Last year I waxed a little nostalgic & appreciative:
We’ve come a long way, baby:
- 2004: Epson P-2000: $500, 1360 grams., 3.8” screen, and 40GB HD.
- 2014: Apple iPhone 6 Plus: $500*, 172 grams, 5.5” screen, and 128GB HD.
At the time one couldn’t plug Apple’s Camera Connection Kit into the phone. Things have changed, however: According to PetaPixel, iOS 9.2 Lets You Import Photos to an iPhone Directly From a Camera or via the Lightning-to-SD-card reader. On the new iPad Pro, that means transfer speeds that can theoretically be 10x faster (see previous).
My ideal world, as of late 2015:
- 128GB phone with USB 3.0 speed
- On-the-fly import of raw files as DNG proxies (massively smaller, but 99% as flexible as raw originals)
- Preservation of raw originals on the card (as I don’t need or want all the original bits clogging up my phone)

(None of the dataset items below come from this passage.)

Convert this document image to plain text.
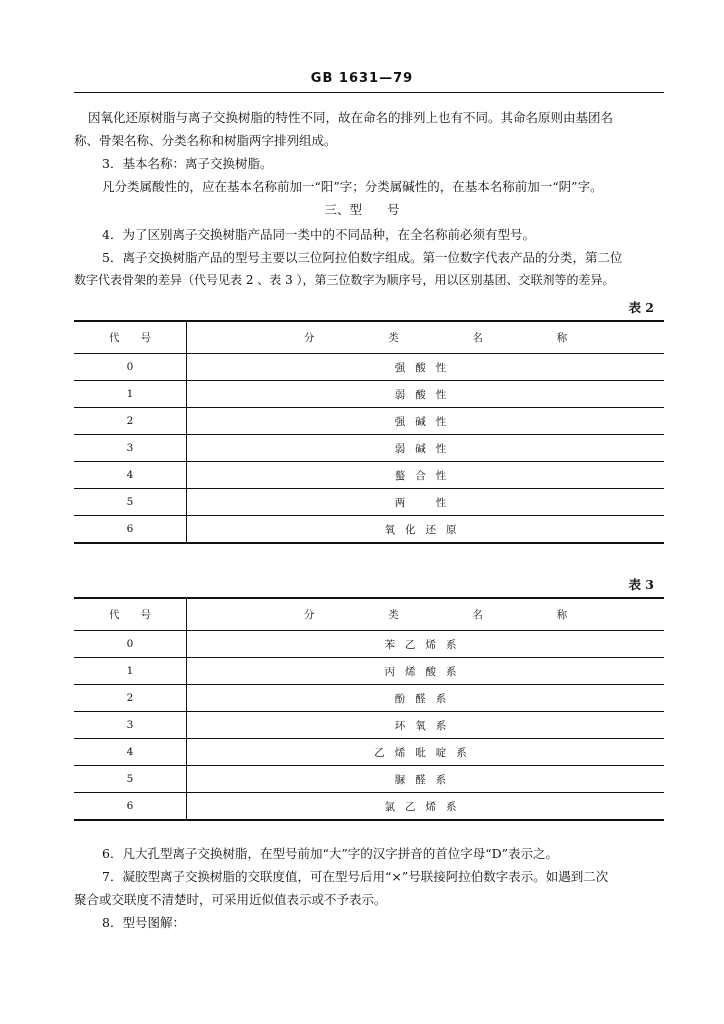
GB 1631—79
因氧化还原树脂与离子交换树脂的特性不同，故在命名的排列上也有不同。其命名原则由基团名
称、骨架名称、分类名称和树脂两字排列组成。
3．基本名称：离子交换树脂。
凡分类属酸性的，应在基本名称前加一“阳”字；分类属碱性的，在基本名称前加一“阴”字。
三、型　　号
4．为了区别离子交换树脂产品同一类中的不同品种，在全名称前必须有型号。
5．离子交换树脂产品的型号主要以三位阿拉伯数字组成。第一位数字代表产品的分类，第二位
数字代表骨架的差异（代号见表 2 、表 3 ），第三位数字为顺序号，用以区别基团、交联剂等的差异。
表 2
代　　号	分 类 名 称

0	强酸性
1	弱酸性
2	强碱性
3	弱碱性
4	螯合性
5	两　性
6	氧化还原
表 3
代　　号	分 类 名 称

0	苯乙烯系
1	丙烯酸系
2	酚醛系
3	环氧系
4	乙烯吡啶系
5	脲醛系
6	氯乙烯系
6．凡大孔型离子交换树脂，在型号前加“大”字的汉字拼音的首位字母“D”表示之。
7．凝胶型离子交换树脂的交联度值，可在型号后用“×”号联接阿拉伯数字表示。如遇到二次
聚合或交联度不清楚时，可采用近似值表示或不予表示。
8．型号图解：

- Backup of originals later (via desktop upload) + syncing of edits performed to DNG proxies
For this I’d more than happily stick a short, $29 cable into my pocket every time I took my SLR for a spin.
Of course, as long as you’re dreaming, every time you snap a photo on your SLR it wirelessly floats onto your phone. Snap several photos quickly, and your pocket becomes uncomfortably warm.